Cucurbit Genetics Cooperative Report 5:4-5 (article 2) 1982
P. T. Della Vecchia, C. E. Peterson and J. E. Staub
University of Wisconsin, Madison, WI 53706
Cucumis sativus var. hardwickii (R.) Alef. has been suggested as a possible source of germplasm for increasing yield in pickling cucumbers (1). Potentially the most useful characteristic of ‘hardwickii’ types is their ability to sequentially set a large number of seeded fruits per plant. The exact mechanism by which this is accomplished is still unknown. Horst and Lower (1) suggested that in the ‘hardwickii’ types, unlike the commercially grown C. sativus cultivars, fruits with developing seeds do not inhibit set and development of additional fruits. ‘Hardwickii’ types are facultative short-day plants with respect to flowering. Nienhuis and Lower (2) suggested that this photoperiodic response to flowering could be involved in the yield capacity of ‘hardwickii’ plants. By delaying flowering and fruit set, a large leaf area can be attained which could support high fruit yields.

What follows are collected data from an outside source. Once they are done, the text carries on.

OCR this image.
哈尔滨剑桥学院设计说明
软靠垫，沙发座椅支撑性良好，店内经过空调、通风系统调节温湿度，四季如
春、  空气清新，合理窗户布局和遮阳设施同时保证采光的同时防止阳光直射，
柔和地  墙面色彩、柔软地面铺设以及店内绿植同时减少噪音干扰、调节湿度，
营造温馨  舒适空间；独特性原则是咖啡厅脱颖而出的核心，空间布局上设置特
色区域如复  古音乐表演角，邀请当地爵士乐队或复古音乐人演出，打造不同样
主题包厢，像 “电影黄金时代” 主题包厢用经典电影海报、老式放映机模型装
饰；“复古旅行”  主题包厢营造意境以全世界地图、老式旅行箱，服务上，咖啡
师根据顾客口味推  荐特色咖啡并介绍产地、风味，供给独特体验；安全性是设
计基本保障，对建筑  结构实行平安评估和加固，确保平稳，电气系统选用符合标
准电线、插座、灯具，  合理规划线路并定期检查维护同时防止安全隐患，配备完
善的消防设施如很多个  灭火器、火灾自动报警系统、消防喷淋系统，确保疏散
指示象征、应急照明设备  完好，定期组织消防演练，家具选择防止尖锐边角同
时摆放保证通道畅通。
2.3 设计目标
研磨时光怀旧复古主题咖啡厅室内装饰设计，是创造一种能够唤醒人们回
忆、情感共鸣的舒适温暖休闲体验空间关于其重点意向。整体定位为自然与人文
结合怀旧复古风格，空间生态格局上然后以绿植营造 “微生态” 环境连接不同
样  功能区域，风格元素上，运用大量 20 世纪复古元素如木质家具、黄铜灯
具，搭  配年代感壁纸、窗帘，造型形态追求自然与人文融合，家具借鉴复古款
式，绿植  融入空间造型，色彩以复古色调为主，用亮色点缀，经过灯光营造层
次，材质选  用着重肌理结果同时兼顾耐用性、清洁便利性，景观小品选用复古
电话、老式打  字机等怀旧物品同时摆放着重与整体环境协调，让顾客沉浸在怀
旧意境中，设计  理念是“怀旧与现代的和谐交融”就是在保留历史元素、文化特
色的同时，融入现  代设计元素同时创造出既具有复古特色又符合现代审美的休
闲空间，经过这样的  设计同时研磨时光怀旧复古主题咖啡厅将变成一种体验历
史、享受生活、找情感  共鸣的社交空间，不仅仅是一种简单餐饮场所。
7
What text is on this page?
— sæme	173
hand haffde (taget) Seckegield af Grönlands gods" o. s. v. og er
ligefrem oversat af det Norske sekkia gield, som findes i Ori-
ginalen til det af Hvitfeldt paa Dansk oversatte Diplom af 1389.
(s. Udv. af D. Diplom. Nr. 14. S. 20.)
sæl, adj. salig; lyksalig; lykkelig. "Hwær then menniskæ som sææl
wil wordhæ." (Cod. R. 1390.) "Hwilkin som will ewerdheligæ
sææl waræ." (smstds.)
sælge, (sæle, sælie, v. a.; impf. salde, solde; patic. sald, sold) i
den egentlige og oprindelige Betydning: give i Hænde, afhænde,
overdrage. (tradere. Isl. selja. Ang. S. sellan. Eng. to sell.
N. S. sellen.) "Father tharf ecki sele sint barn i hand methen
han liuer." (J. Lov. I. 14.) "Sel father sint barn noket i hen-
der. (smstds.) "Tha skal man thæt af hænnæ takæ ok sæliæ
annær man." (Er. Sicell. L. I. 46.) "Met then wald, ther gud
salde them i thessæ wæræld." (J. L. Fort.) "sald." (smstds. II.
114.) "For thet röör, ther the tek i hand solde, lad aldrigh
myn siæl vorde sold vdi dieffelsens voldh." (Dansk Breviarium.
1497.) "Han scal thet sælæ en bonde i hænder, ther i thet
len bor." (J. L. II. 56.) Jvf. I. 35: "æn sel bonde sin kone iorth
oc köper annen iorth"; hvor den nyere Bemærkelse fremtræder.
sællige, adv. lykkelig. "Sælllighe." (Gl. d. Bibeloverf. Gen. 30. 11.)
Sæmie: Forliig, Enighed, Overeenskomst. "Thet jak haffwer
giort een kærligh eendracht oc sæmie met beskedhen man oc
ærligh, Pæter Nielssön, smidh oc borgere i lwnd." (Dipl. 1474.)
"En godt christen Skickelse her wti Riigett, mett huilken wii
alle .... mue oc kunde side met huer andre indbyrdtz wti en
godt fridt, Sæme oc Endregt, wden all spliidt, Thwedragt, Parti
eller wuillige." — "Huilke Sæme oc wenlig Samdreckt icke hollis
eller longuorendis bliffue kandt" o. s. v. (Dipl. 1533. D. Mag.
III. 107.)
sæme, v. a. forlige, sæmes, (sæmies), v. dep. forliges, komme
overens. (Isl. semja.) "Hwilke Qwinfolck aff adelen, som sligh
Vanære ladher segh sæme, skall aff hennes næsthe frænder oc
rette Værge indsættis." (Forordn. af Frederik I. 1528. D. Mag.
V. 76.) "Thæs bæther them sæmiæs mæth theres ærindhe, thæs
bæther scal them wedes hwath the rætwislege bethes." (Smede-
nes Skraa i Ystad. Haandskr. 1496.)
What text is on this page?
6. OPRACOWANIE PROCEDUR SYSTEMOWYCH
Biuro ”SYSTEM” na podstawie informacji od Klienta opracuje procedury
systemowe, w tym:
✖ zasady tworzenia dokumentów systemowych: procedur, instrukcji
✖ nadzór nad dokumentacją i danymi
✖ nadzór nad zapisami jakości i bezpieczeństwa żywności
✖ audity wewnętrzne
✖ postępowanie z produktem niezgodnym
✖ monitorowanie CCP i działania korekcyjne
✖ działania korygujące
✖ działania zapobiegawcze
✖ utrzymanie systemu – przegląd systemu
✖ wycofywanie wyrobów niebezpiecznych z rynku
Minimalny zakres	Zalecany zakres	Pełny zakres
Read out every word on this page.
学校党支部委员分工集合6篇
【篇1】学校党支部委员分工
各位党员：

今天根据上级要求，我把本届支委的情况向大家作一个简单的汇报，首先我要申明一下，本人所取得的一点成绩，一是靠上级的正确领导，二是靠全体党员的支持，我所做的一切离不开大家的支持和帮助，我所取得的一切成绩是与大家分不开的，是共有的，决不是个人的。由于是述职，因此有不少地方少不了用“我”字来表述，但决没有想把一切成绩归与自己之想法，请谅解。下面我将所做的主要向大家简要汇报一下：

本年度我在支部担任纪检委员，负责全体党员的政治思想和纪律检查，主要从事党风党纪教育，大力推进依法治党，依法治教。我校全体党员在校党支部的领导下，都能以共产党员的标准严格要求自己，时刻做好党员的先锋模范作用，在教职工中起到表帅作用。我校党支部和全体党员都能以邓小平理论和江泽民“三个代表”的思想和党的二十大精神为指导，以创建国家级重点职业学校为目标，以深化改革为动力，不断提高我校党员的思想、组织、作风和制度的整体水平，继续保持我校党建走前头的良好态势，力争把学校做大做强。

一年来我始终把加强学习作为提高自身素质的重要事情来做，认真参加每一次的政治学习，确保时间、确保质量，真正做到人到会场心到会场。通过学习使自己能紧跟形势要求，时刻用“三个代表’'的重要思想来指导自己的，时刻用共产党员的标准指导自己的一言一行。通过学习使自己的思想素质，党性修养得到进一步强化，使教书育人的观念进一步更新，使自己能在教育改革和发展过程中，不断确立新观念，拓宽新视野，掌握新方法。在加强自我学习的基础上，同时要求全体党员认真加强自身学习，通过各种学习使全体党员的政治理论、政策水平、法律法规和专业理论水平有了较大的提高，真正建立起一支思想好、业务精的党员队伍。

The object of this investigation was to study the inheritance of short-day response to flowering in crosses between a short-day ‘hardwickii’ line (PI 215589) and unrelated day-neutral C. sativus lines. This should provide some basic information for further investigations of the relationship of flowering and yield in the ‘hardwickii’ types
In order to study the inheritance of short-day response to flowering the following crosses were made: Cross I – W1606 x PI 215589; Cross II – W1909 x PI 215589; Cross III – W1548 x PI 215589. W1606 and W1909 are typical U.S.A. pickling and slicing cucumbers, respectively. W1548 is a long-fruited line selected from a recent plant introduction from the People’s Republic of China. F1s were selfed and backcrossed to the respective parental lines in order to produce F2 and BC1 progenies for each cross. Parental lines, F1, F2, and BC1 generations of Crosses I, II, and III were grown under long days (16 hr) in greenhouses at Arlington, WI during the summers of 1980 and 1981. Fluorescent lights (Sylvania 96T12/CW/VHO), providing approximately 7,500 lux at the shoot apices, were used to extend the photoperiod to 16 hr. The greenhouse temperature ranged from 20o to 35o. Plants were arranged on benches in a randomized complete block design with 3 replications. Each replication consisted of the following number of plants per generation: F1and parental lines, 4 plants each; BC1 generations, 12 plants each; F2 generations, 28 plants. Data on the photoperiodic responses were node number of the first flower on the main stem (NNFF). Plants were further classified as early (NNFF < 5) or late (NNFF > 11) flowering.
The phenotype of F1 and BC1P1 plants for all crosses was similar to the early flowering parent (P1) Frequency distributions of NNFF for F2 and BC1 P2generations for all crosses showed clear-cut segregation of early and late flowering plants in approximate 1:1 and 3:1 ratios, respectively. A combined Chi-square test for the segregation data is presented in Table 1. A good fit to the expected genetic ratios supports the hypothesis that the short day requirement for early flowering in this ‘hardwickii’ line (PI 215589) is determined by a single recessive gene. A preliminary allelism test indicates that this recessive gene is most likely allelic to the previously reported df recessive mutant for the delayed flowering phenotype in cucumber (3).
Table 1. Number of early and late flowering plants in the parental lines, F1, F2, and backcross generations of Crosses I, II, III grown under 16 hr photoperiod in greenhouses at Arlington, WI, in 1980 and 1981.z
Generation |
No. plants early floweringy |
No. plants late floweringw |
Expected ratio |
Chi-square |
P |
| P1: W1548 | 36 | – | – | – | – |
| P1: W1606 | – | – | – | – | |
| P1: W1909 | – | – | – | – | |
| F2: PI 215589 | – | 36 | – | – | – |
| F1 | 36 | – | – | – | – |
| BC1P1 | 108 | – | 1:0 | 0.00 | 1.00 |
| BC1P2 | 53 | 55 | 1:1 | 0.04 | 0.75-0.90 |
| F2 | 196 | 56 | 3:1 | 1.04 | 0.25-0.50 |
z Populations were combined for segregation analysis based on test of homogeneity.
y Early flowering: NNFF ≤ 5.
w Late flowering: NNFF ≥ 11.
Literature Cited
- Horst, E. K. and R. L. Lower. 1978. Cucumis hardwickii: A source of germ-plasm for the cucumber breeder. Cucurbit Genetics Coop. Rpt. 1:5.
- Nienhuis, J. and R. L. Lower. 1980. Influence of reciprocal donor scions on fruit setting characteristics of recipient scions of Cucumis sativus and C. hardwickii R. Cucurbit Genetics Coop. Rpt. 3:17-18.
- Shifriss, O. and W. L. George, Jr. 1965. Delayed germination and flowering in cucumbers. Nature 206:424-425.